Archaeology Concentration


Advisors: Dr. Sarah Campbell, Dr. Todd Koetje

Archaeology is the "cultural anthropology" of the human past. It uses scientific field work and laboratory techniques to investigate past human societies and the processes and effects of cultural evolution through the study of material remains. Archaeology also has its practical applications. For example: Archaeologists reconstructed ancient techniques used to grow fruit trees and other crops in the Negev Desert. Modern farmers successfully applied these ancient farming techniques to make the desert productive again for the first time in two-thousand years.

The Anthropology Department has a small, but growing program in archaeology. Our program is active in regional prehistoric and historic archaeology. Both undergraduate and graduate students' participation in fieldwork is encouraged, and necessary if one is to enter the field professionally. Unlike some professions, archaeology can be entered on some levels with a B.A. degree, although M.A. and Ph.D. work offer greater opportunities.


To Declare

Students are only eligible to declare an anthropology major if they have successfully completed any one of the following core courses: Anth 301, 303, 335.

Mid-Program Checkpoint

Students seeking to complete a BA degree in anthropology with an archaeology concentration within a four-year time span should have completed the following courses by the start of their junior year. Major omissions from this list will make it difficult or impossible to complete this degree within two additional years.

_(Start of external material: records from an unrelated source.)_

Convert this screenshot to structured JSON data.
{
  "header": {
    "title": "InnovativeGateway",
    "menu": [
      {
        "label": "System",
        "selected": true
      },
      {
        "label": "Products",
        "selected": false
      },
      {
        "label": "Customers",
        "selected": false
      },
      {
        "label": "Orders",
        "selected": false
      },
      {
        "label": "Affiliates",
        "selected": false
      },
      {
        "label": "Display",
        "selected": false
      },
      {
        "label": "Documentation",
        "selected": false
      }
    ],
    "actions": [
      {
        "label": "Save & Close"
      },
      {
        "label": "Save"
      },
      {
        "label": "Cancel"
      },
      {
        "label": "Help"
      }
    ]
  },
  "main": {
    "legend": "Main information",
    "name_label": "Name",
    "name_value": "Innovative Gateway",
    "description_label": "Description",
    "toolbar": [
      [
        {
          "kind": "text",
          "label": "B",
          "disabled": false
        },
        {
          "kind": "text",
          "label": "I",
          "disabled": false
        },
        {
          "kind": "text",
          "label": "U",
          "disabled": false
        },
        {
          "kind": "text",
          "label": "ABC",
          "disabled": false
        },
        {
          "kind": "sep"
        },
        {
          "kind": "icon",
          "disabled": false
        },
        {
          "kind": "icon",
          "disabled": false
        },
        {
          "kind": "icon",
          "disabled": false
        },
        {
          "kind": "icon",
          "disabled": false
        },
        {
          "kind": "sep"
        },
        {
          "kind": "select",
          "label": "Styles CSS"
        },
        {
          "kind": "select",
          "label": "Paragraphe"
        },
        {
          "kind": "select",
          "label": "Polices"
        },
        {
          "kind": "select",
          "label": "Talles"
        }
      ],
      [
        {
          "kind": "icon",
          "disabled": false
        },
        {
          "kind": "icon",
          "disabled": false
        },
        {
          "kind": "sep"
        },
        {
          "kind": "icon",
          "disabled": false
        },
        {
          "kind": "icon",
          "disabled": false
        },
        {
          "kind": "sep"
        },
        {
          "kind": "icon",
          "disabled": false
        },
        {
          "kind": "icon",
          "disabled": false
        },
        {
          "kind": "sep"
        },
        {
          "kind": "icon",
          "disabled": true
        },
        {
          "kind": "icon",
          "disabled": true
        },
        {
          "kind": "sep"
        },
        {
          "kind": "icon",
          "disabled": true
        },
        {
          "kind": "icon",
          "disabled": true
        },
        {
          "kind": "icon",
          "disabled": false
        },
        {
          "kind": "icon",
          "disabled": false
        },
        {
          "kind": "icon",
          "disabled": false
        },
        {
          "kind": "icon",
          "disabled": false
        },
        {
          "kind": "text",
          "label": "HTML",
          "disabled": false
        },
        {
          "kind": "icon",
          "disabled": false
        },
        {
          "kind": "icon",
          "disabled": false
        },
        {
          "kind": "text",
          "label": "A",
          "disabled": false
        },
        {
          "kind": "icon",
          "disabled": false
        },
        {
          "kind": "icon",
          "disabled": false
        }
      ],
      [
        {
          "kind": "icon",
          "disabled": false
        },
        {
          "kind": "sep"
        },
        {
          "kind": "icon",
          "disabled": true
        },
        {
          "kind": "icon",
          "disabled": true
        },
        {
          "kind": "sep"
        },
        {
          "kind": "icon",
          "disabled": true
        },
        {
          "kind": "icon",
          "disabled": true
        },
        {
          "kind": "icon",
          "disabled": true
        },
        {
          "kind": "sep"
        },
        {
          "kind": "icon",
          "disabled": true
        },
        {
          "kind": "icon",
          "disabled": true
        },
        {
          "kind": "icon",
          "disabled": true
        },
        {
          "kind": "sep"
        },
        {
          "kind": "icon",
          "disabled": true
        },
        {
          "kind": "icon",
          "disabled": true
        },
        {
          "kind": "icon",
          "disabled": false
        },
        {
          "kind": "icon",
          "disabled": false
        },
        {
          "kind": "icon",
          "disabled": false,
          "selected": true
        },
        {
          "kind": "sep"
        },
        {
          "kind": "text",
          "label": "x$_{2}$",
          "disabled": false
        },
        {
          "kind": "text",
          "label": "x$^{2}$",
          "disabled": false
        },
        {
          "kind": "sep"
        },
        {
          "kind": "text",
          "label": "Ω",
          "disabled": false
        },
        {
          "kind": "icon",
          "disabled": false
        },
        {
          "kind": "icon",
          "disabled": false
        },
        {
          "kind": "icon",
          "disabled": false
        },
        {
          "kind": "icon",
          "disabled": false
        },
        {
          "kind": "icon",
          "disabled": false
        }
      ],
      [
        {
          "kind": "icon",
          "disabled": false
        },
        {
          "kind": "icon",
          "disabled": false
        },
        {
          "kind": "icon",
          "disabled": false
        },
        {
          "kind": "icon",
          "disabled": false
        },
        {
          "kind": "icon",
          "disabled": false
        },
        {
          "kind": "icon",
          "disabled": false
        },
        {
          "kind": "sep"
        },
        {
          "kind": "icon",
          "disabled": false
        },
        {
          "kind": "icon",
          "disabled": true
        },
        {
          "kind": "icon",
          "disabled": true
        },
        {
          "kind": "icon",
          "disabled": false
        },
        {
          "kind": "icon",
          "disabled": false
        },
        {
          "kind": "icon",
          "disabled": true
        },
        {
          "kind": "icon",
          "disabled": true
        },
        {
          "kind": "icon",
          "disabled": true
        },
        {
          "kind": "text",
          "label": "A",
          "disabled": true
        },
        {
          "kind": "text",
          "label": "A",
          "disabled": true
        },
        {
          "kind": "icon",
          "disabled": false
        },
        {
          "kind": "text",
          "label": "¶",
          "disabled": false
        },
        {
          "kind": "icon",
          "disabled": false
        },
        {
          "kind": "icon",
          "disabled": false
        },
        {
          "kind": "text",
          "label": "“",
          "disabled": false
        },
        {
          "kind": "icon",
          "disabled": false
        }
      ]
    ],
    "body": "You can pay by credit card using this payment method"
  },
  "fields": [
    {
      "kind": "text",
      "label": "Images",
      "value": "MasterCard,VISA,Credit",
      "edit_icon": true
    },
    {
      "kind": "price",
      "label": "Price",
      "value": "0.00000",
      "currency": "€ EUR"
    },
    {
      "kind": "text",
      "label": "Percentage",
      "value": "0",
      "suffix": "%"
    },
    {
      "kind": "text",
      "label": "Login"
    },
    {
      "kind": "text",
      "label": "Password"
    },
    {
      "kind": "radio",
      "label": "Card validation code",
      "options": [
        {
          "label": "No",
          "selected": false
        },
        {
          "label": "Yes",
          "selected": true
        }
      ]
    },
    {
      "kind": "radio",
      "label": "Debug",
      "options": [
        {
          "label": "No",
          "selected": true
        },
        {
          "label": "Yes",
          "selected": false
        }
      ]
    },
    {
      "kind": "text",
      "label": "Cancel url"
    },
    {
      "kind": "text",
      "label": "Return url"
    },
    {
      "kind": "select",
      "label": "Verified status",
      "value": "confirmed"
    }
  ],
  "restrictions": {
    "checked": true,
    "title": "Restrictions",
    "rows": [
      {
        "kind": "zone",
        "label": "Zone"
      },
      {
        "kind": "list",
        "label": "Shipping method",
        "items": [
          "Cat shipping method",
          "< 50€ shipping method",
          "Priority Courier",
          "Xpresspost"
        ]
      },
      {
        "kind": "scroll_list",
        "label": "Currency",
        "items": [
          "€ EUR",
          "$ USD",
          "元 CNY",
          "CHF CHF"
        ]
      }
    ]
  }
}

  • ANTH 201, 210, 215 and prerequisites for supporting courses in sciences.

DEGREE REQUIREMENTS:

Archaeology Concentration   (80 credits) 

This concentration is intended for students who plan to do professional work or enroll in a graduate program in archaeology. 

Anthropology requirements as follows:

ANTH
201   Introduction to Cultural Anthropology
301   Anthropological Theory
312   Field Course in Archaeology (or equivalent field experience recommended)
335   Quantitative Methods in Anthropology or another basic statistics course under advisement
496   Portfolio Assembly

One course from:
ANTH
330   Religion and Culture
338   Economic Anthropology
350   The Ecology of Human Variation
351   Family and Kinship Organization
352   Cross Cultural Study of Aging
353   Sex and Gender in Culture
424   Medical Anthropology
429   Politics, Participation and the Critique of Power
440   Cyborg Anthropology
453   Women of the Global South
475   Global Migration
481   Childhood and Culture
484   Cross-Cultural Education

One course from:
ANTH
361   Native Peoples of North America
362   People of Asia
365   Peoples of Latin America
460   Culture and Society of Japan
462   Native Peoples of the Northwest
463   Peoples of East and Southeast Asia
465   Peoples of Mexico and Central America
476   Borderlands

Two courses from:
ANTH
308  Hunter-Gatherer Societies in the World Prehistory
310  The Rise of Civilizations
314  Archaeology of North America

Two courses from:
ANTH
406   Archaeological Method and Theory
410   Archaeological Analysis and Interpretation
411   Archaeology of Northwestern North America
428   Cultural Resource Management

Two courses from:
ANTH
420 Human Osteology and Forensic Anthropology
422 Nutritional Anthropology
470 Museology Studies

12 credits of supporting courses in sciences, history or mathematics selected under advisement. Strongly recommended courses include:
GEOL
310   Geomorphology
316   Research in Marine Paleontology
413   Fluvial Geomorphology
415   Stratigraphy and Sedimentation

ENVS
325   Geography of Landforms
220   Map Reading and Analysis
321   Computer Cartography
427   Soil Landscapes
422   Advanced GIS


Other electives under advisement
PLEASE NOTE: Anth 303 and 490 are optional.

At least one course from each of the major subfields: biological anthropology, archaeology (recommended Anthropology 215 and 210 respectively), and linguistics (LING 201 or 204, ENG 370 may be substituted for an anthropological linguistics course).

Only one 100-level course will count toward major, minor or archaeology concentration.